Pale Waves – The Hard Way
Ahead of Mancunian indies turned pop punks Pale Waves’ new album, Unwanted, this week the four-piece released The Hard Way. Described as one of their most “candid and sentimental” tracks to date, this track opens up about lead singer Heather Baron-Gracie’s battle with loss and the accompanying grief and guilt combined. “When I was in high school a girl who was being bullied took her own life,” Heather states. “I got on the bus with her every single morning and I would see her sitting in her same spot. She sat downstairs, and I would go upstairs. The Hard Way is about my regret for not helping her, or standing up for her, that I feel now as an adult.

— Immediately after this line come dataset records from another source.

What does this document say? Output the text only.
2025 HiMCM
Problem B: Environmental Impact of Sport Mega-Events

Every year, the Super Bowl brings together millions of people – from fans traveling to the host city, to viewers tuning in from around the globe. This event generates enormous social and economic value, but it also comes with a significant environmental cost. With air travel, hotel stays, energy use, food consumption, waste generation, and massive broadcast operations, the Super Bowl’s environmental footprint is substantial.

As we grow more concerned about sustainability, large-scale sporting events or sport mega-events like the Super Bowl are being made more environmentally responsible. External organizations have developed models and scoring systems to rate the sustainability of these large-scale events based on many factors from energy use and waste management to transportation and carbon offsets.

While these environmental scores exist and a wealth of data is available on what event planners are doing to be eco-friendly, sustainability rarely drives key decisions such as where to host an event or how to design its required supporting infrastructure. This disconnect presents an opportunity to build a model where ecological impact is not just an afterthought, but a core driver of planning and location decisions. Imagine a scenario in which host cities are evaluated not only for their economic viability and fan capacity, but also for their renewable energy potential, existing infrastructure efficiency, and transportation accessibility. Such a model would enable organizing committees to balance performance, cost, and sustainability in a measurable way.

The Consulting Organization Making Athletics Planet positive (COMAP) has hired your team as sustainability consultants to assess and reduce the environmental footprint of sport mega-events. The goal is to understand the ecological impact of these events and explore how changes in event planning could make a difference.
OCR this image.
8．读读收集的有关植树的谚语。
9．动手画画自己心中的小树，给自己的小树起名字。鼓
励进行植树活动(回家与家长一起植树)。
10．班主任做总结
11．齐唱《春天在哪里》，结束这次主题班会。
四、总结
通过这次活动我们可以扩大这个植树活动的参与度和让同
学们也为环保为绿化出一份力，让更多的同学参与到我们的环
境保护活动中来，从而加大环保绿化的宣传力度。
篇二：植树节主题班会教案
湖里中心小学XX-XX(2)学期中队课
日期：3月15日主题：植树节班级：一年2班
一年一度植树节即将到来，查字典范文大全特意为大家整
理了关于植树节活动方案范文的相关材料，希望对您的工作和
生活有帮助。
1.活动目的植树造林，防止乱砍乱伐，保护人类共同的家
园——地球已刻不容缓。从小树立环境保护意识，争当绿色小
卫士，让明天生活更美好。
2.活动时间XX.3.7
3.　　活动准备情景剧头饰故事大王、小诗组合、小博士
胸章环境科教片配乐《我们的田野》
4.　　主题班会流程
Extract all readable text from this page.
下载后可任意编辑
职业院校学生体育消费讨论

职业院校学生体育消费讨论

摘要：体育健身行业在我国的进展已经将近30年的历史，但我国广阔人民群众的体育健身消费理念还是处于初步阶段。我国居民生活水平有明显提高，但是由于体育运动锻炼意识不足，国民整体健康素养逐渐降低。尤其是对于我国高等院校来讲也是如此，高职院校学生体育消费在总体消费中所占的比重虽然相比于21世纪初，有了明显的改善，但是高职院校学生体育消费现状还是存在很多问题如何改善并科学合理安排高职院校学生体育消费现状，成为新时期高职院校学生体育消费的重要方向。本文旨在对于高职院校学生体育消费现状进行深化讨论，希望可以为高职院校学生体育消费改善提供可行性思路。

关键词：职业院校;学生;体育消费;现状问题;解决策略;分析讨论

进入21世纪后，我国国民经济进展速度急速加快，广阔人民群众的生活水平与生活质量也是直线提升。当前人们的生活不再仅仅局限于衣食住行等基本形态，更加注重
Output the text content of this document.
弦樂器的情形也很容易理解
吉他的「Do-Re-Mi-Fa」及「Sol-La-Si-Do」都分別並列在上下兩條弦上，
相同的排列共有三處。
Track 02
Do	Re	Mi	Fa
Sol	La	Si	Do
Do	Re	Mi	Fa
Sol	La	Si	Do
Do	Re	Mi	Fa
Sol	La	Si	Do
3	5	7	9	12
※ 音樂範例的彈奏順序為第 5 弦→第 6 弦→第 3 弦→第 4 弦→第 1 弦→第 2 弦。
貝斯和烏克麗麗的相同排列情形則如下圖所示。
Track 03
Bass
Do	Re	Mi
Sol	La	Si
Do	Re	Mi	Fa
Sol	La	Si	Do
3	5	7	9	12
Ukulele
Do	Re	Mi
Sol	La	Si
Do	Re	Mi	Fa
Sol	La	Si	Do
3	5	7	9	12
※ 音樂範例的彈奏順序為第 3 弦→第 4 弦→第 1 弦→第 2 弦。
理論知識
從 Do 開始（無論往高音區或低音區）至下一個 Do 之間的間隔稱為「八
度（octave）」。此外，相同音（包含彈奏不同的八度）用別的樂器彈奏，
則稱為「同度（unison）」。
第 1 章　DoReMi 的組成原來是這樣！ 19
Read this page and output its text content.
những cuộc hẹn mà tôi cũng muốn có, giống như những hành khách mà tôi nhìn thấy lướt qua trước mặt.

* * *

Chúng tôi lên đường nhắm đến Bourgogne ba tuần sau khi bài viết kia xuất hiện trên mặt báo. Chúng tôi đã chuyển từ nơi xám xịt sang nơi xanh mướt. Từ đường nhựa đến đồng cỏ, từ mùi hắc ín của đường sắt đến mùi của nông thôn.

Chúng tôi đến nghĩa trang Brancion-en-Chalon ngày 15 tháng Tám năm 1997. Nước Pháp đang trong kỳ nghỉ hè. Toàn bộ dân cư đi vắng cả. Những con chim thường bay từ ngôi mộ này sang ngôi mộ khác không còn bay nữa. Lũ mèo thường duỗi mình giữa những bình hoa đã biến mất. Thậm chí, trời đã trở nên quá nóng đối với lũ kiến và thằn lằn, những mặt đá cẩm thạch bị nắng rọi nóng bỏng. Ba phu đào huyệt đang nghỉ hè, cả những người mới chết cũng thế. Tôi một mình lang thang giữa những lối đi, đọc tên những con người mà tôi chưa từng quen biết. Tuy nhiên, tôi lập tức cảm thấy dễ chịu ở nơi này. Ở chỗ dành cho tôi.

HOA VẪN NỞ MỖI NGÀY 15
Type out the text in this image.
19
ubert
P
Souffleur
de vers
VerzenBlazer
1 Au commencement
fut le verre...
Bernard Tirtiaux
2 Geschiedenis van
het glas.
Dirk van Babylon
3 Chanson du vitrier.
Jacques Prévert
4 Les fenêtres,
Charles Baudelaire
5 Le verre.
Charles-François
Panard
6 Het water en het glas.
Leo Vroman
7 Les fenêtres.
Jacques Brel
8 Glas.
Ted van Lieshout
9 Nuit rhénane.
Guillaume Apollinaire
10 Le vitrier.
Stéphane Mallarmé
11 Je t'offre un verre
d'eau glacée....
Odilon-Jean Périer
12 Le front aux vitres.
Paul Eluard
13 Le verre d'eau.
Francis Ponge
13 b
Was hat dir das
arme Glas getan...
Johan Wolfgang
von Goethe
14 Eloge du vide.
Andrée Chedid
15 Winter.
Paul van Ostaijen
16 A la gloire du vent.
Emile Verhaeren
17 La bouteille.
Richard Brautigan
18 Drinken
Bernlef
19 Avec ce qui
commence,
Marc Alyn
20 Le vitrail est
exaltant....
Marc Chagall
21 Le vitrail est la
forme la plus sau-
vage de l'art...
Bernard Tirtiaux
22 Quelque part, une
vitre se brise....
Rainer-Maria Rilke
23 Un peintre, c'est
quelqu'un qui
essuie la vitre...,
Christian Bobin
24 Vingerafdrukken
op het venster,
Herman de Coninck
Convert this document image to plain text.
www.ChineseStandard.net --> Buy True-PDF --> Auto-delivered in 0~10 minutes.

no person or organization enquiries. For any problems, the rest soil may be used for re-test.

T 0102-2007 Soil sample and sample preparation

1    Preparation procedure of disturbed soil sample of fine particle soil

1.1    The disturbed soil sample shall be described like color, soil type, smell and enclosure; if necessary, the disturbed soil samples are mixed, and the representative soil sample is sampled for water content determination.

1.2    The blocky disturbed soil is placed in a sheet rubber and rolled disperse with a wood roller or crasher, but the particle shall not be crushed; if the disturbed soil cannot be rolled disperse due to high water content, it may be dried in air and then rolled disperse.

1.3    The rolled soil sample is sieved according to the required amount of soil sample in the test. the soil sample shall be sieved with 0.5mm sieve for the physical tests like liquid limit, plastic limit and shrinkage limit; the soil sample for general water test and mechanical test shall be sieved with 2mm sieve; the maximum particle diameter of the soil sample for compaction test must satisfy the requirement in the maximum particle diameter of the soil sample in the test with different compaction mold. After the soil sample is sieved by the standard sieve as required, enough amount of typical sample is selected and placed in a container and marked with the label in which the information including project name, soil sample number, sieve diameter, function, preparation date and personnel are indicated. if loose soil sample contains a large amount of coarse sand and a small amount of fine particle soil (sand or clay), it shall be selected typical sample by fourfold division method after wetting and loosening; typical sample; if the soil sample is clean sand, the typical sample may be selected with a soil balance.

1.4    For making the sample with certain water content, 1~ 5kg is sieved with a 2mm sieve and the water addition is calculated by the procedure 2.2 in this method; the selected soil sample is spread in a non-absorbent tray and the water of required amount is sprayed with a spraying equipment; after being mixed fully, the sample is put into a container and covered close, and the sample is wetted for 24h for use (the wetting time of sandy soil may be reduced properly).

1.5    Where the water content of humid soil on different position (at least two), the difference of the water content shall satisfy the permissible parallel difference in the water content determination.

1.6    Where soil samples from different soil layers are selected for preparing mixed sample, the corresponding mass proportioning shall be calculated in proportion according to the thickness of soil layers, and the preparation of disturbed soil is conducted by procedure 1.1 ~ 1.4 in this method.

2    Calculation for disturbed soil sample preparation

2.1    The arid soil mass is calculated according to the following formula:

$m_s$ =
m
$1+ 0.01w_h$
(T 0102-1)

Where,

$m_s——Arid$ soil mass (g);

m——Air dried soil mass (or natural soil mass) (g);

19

“As a kid you’re so shy and afraid, but I hope it’ll influence people to stand up for those who need help, and help people understand that their words and actions can be really damaging. You don’t know how cruel you can be sometimes, especially at that age.”
Phoebe Green – Just A Game
With less than one month to go until the release of Phoebe Green’s debut album, Lucky Me, on Chess Club Records, Just A Game dropped this week. At 24 years old, Phoebe is firmly known as an indie kid but this latest track, and by extension the entire album, delves into the deep waters of pop for the first time. “‘Just A Game’ is probably the most obvious pop song on the album, which makes me feel kind of uneasy but excited. I’m still coming to terms with making songs that aren’t entirely alternative because I’m so cautious of my songs making me cringe if they sound too polished, but this one is just a pop bop and I’m here for it”, Phoebe reveals. Sign us up!